Replace com.example.myapp with your actual package name. Using * captures all apps but produces larger traces.

Then record:

# Push config and start trace
adb push trace_config.pbtx /data/local/tmp/
adb shell perfetto --config /data/local/tmp/trace_config.pbtx --out /data/local/tmp/trace.perfetto-trace

# After using your app, pull the trace
adb pull /data/local/tmp/trace.perfetto-trace .

Open the resulting .perfetto-trace file at ui.perfetto.dev.

Capturing an Instruments trace (iOS)

  1. Open Instruments (Xcode menu → Open Developer Tool → Instruments).

  2. Choose the os_signpost template (or create a custom template and add the "os_signpost" instrument).

  3. Select your app process as the target.

  4. Click the record button, use your app, then stop.

  5. In the timeline, look for these subsystems:

    SubsystemCategoryWhat it traces
    com.margelo.nitrofetchnetworkHTTP fetch requests
    com.margelo.nitro.websocketsNitroWSWebSocket lifecycle
    • HTTP fetch: Appears as intervals (begin/end pair) under name "NitroFetch". The begin annotation shows the method and path (e.g., GET /api/users), the end annotation shows status=200 bytes=1234.
    • WebSocket connect: Appears as an interval from connect (begin, annotated with the URL) to connected (end).

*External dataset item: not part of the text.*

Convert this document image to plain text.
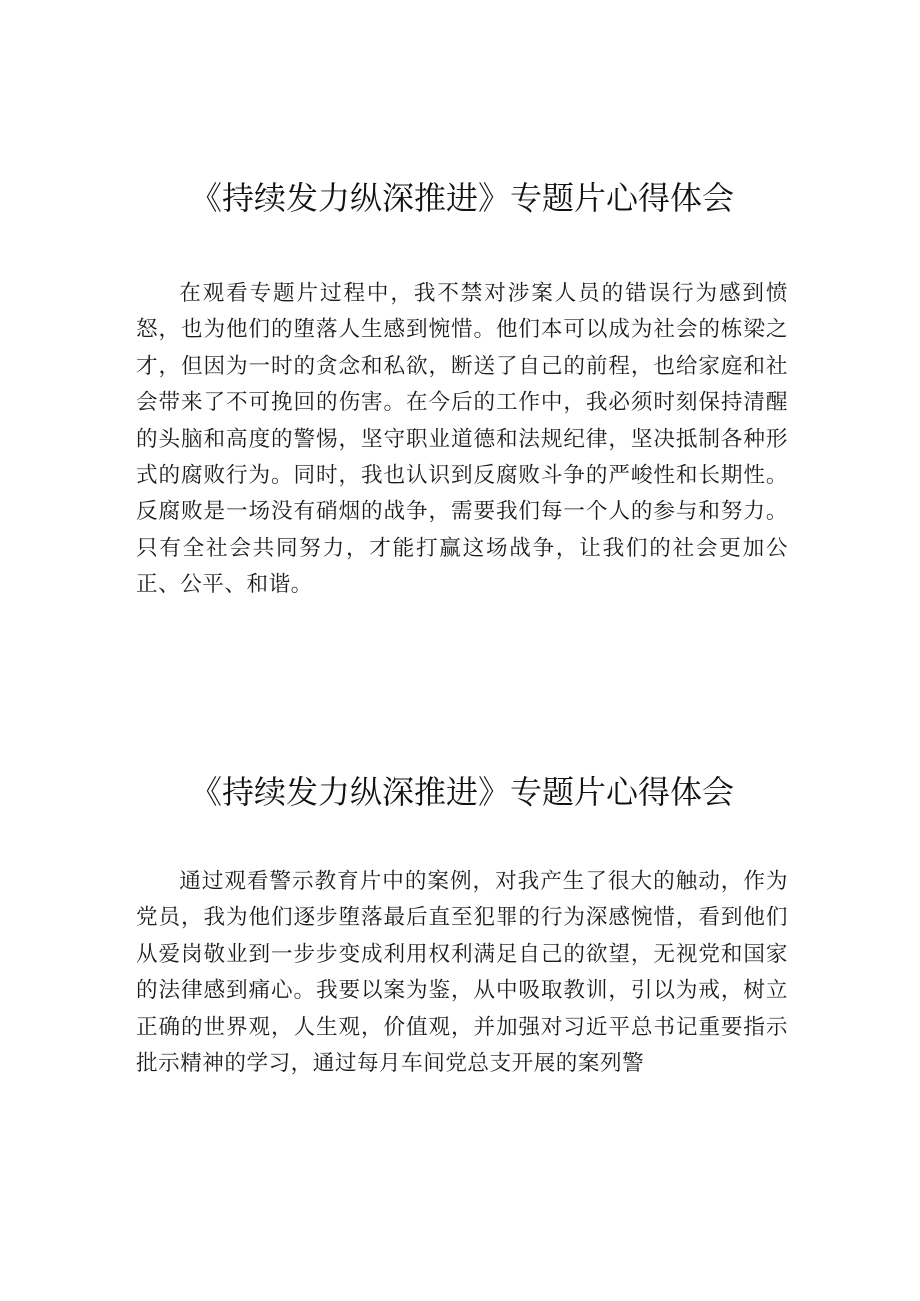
《持续发力纵深推进》专题片心得体会

在观看专题片过程中，我不禁对涉案人员的错误行为感到愤怒，也为他们的堕落人生感到惋惜。他们本可以成为社会的栋梁之才，但因为一时的贪念和私欲，断送了自己的前程，也给家庭和社会带来了不可挽回的伤害。在今后的工作中，我必须时刻保持清醒的头脑和高度的警惕，坚守职业道德和法规纪律，坚决抵制各种形式的腐败行为。同时，我也认识到反腐败斗争的严峻性和长期性。反腐败是一场没有硝烟的战争，需要我们每一个人的参与和努力。只有全社会共同努力，才能打赢这场战争，让我们的社会更加公正、公平、和谐。

《持续发力纵深推进》专题片心得体会

通过观看警示教育片中的案例，对我产生了很大的触动，作为党员，我为他们逐步堕落最后直至犯罪的行为深感惋惜，看到他们从爱岗敬业到一步步变成利用权利满足自己的欲望，无视党和国家的法律感到痛心。我要以案为鉴，从中吸取教训，引以为戒，树立正确的世界观，人生观，价值观，并加强对习近平总书记重要指示批示精神的学习，通过每月车间党总支开展的案列警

This measures the handshake duration.
    • WebSocket send/receive/close/error: Appear as point events under name "NitroWS" with details like send text 42 bytes, receive text, close code=1000 clean=1, error <message>.

Trace events reference

HTTP fetch events

EventAndroidiOS
Request startTrace.beginAsyncSection("NitroFetch GET /path", cookie)os_signpost(.begin, "NitroFetch", "GET /path")
Request end (success)Trace.endAsyncSection("NitroFetch GET /path", cookie)os_signpost(.end, "NitroFetch", "status=200 bytes=N")
Request end (failure)Trace.endAsyncSection(...)os_signpost(.end, ...)
Request end (cancelled)Trace.endAsyncSection(...)os_signpost(.end, ...)

WebSocket events

EventAndroid (ATrace)iOS (os_signpost)
Connect startATrace_beginSection("NitroWS connect wss://...")interval begin: "NitroWS" with URL
ConnectedATrace_beginSection("NitroWS established")interval end: "NitroWS" "connected"
Send textATrace_beginSection("NitroWS send text")event: "send text <N> bytes"
Send binaryATrace_beginSection("NitroWS send binary")event: "send binary <N> bytes"
ReceiveATrace_beginSection("NitroWS receive")event: "receive text" or "receive binary"
CloseATrace_beginSection("NitroWS close")event: "close code=<N> clean=<0|1>"
ErrorATrace_beginSection("NitroWS error")event: "error <message>"
note

On Android, WebSocket events use synchronous ATrace_beginSection / ATrace_endSection pairs (not async sections) because ATrace_beginAsyncSection requires API 29+ while the library supports API 24+. HTTP fetch uses the Java android.os.Trace.beginAsyncSection API which is available on all supported API levels.